Bremen’s prime roles at Pine Tree will be to evaluate potential acquisitions and manage the due-diligence process for properties under contract. But her deal involvement will not end at closing. “Given my asset-management background, I really enjoy staying involved in a deal post-close, which may be counter to a lot of acquisitions professionals out there,” she said. “But I like to see the pro forma assumptions come to fruition and the business plan executed.”

Among Pine Tree’s deals so far this year is the purchase of Sparks Galleria Shopping Center, near Reno, Nev., for $26.2 million, in partnership with Wanxiang America Corp. This transaction will soon spawn a 120,000-square-foot addition to the 214,000-square-foot center. The firm also entered -development partnerships with Inland Real Estate to build two shopping centers measuring about 100,000 square feet each — one near Chicago, and the other in Boise, Idaho. “We have the in-house expertise to evaluate deals from every angle,” Bremen said. “And repositioning doesn’t scare us; we’ve found a lot of success in the value-add sector, due to those in-house capabilities.”

Pine Tree is seeking opportunities throughout the U.S. and is poised to make other value-creation acquisitions, with strategies ranging from repositioning and retenanting to the development of center outlots, Bremen says. “We understand how dynamic the retail property sector is, and we seek to find the best opportunities in each market,” she said. “We don’t limit ourselves to specific strategies; we assess the risk-adjusted return, get a clear understanding of what’s driving people to the center and try to be on the best corner, with good access and visibility.”

Bremen’s decade of experience in shopping center real estate and her understanding of acquisitions and asset management “make her a valuable asset,” says Todd Zinsmaster, Pine Tree’s executive vice president of acquisitions and development.

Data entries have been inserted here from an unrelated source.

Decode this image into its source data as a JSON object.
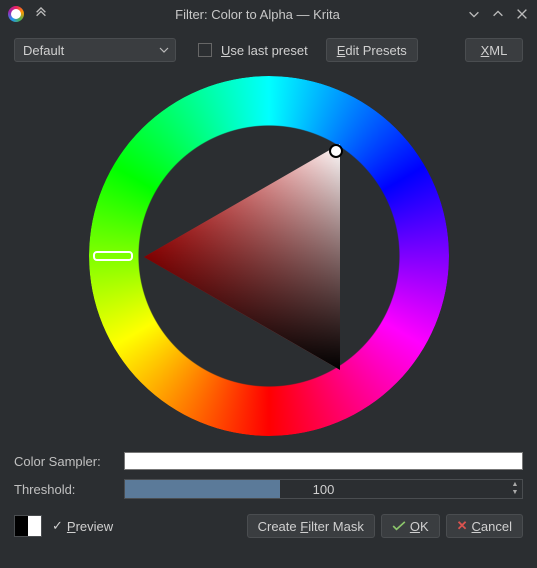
{
  "window": {
    "title": "Filter: Color to Alpha — Krita"
  },
  "toolbar": {
    "preset_selected": "Default",
    "use_last_preset_label": "Use last preset",
    "edit_presets_label": "Edit Presets",
    "xml_label": "XML"
  },
  "picker": {
    "hue_deg": 0,
    "selected_color": "#ffffff"
  },
  "fields": {
    "color_sampler_label": "Color Sampler:",
    "color_sampler_value": "#ffffff",
    "threshold_label": "Threshold:",
    "threshold_value": "100",
    "threshold_max": 255,
    "threshold_fill_pct": "39%"
  },
  "footer": {
    "preview_label": "Preview",
    "preview_checked": true,
    "create_mask_label": "Create Filter Mask",
    "ok_label": "OK",
    "cancel_label": "Cancel"
  }
}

Another of Bremen’s strengths is her understanding of a deal’s underlying real estate, says Linda Weber, a former colleague and a group senior vice president at Cole Taylor Bank. “She has exceptional insight and perspective of the market, and she is technical with her analysis of the financials,” Weber said. These skills enable Bremen to be creative in structuring deals that meet the objectives of both borrower and lender, Weber says. “Erin is always the calm in the storm,” said Carrie DeWees, associate director of the Allstate real estate equity group. “What attracted us to Erin, and what she’ll bring to Pine Tree, is what everybody wants these days: multiple skills.”

The CMBS lending market “is definitely back and appears to be ramping up,” said Bremen. Given the improving economy, she says, the maturing CMBS debt that has been the cause for concern in the industry will pose no material threat to the retail sector’s fundamentals. Regional banks are also healthy, she says, and there is plenty of debt and equity out there pursuing retail opportunities.

Bremen is married to a commercial real estate lender, so there is lots of shoptalk in the household. “It’s fun to bounce ideas off of each other,” she said. “It allows me to know what is going on with regional banks and how aggressive and competitive [lenders are].” She and her husband have two young children, a 3-year-old and a 7-month-old. Bremen’s post at Pine Tree offers another big plus: “My commute is only 12 minutes, which provides for nice work-life balance,” she said. “I will only miss bedtime if I’m traveling.”